Saudi Arabia not doing enough to combat MERS – WHO
"Critical gaps in knowledge remain, and several challenges ... will require further work," experts who are part of an investigative WHO committee said in a joint statement. "How and why infections occur in the community is yet to be understood, and this is critical for stopping the outbreak.”
Since 2012, more than 1,000 cases of Middle East Respiratory Syndrome (MERS) have been reported and almost 400 deaths. Infection has been confirmed in the US, France, the UK and other countries, usually after travel to Saudi Arabia, where the virus was first identified.
Preliminary studies have linked the disease to camel milk and urine, but experts say the way the virus is transferred remains unclear. Many of those infected have had no contact with camels, according to researchers.
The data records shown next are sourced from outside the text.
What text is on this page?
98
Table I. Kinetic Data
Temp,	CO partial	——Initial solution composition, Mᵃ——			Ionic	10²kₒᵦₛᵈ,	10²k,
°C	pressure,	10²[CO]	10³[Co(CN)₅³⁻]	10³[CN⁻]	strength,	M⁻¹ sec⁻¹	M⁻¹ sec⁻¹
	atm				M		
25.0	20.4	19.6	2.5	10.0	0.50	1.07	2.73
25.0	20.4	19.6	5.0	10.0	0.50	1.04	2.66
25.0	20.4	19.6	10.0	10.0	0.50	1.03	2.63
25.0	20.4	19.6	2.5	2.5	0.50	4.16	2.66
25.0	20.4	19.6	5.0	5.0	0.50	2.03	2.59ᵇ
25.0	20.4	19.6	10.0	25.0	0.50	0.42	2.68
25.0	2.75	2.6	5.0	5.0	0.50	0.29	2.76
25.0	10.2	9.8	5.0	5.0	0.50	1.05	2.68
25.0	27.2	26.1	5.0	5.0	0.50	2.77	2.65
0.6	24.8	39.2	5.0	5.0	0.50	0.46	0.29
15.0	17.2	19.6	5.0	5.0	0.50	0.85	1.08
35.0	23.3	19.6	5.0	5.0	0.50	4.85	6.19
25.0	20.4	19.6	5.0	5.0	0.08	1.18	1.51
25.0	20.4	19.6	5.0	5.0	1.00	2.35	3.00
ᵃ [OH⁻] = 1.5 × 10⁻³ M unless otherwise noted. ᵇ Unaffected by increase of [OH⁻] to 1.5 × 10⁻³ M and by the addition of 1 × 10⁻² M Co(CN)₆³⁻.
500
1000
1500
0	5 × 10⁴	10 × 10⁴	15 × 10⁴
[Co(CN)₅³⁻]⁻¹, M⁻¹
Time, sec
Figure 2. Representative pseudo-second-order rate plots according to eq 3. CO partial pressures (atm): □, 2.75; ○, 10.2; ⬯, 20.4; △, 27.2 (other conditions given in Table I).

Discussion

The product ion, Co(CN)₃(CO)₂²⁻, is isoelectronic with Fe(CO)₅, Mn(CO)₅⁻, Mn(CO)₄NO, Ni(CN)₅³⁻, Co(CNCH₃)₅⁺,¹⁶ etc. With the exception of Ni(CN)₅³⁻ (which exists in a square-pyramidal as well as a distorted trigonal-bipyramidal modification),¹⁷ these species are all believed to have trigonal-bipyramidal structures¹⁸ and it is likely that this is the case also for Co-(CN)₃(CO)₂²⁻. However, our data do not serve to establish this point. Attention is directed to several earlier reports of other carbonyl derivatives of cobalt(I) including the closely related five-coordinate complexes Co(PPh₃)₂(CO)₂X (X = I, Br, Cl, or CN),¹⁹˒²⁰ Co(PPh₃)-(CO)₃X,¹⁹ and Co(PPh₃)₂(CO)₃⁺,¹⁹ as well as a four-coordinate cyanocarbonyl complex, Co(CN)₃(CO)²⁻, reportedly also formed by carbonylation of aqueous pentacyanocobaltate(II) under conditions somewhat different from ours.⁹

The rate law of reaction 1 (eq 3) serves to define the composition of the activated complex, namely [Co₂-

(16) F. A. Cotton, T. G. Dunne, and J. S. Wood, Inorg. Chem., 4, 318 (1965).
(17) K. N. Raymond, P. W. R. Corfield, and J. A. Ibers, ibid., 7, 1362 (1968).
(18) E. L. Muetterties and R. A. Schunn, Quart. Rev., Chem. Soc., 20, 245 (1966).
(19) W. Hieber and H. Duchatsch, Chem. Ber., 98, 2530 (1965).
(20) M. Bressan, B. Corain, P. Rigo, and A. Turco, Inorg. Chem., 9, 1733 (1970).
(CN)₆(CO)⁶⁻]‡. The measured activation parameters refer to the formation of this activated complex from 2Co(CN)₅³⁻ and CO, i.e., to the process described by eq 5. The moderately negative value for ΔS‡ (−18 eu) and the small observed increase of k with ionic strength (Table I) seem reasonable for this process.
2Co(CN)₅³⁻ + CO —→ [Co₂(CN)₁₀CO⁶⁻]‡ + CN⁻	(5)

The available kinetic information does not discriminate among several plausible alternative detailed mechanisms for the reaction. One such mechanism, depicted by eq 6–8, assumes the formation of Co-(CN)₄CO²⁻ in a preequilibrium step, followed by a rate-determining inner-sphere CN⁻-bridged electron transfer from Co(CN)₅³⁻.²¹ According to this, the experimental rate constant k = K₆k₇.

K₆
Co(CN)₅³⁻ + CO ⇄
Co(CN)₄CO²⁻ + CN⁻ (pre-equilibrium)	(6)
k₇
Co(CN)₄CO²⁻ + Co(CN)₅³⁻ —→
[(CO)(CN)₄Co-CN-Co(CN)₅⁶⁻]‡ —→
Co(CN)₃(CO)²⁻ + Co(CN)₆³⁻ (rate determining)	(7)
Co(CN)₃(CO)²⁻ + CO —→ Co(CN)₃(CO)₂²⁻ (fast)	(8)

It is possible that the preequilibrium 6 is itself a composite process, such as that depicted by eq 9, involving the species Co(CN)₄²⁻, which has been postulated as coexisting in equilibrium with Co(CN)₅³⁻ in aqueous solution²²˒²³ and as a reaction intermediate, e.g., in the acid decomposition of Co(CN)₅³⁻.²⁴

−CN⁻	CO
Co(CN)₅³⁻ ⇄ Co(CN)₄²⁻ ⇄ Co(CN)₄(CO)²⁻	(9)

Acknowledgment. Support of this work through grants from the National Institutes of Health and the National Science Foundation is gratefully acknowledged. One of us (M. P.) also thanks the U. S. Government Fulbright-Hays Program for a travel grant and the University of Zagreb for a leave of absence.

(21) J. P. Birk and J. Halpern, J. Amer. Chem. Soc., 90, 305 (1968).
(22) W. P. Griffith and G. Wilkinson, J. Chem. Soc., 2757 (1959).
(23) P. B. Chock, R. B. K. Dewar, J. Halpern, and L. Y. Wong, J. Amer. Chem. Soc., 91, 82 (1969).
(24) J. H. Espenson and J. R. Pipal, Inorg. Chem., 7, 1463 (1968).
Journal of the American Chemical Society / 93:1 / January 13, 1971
"There are so many aspects of the virus that are still unknown," said Berhe Tekola, director of the FAO's animal production and health division.
WHO Assistant Director General Keiji Fukuda said although some progress has been made in fighting MERS in hospitals, key infection prevention strategies are routinely violated.
"When health workers are infected at work, this puts other healthcare workers at risk, but also can be a risk to all other patients," he said. "Understanding where the breach in these measures is occurring and taking the steps needed to fully implement infection prevention and control measures can put an end to these infections."
MERS is a type of coronavirus that causes respiratory complications. Its symptoms include fever, cough and shortness of breath. The WHO cautioned against drinking raw camel milk or urine, and encouraged observing food hygiene practices to avoid the disease.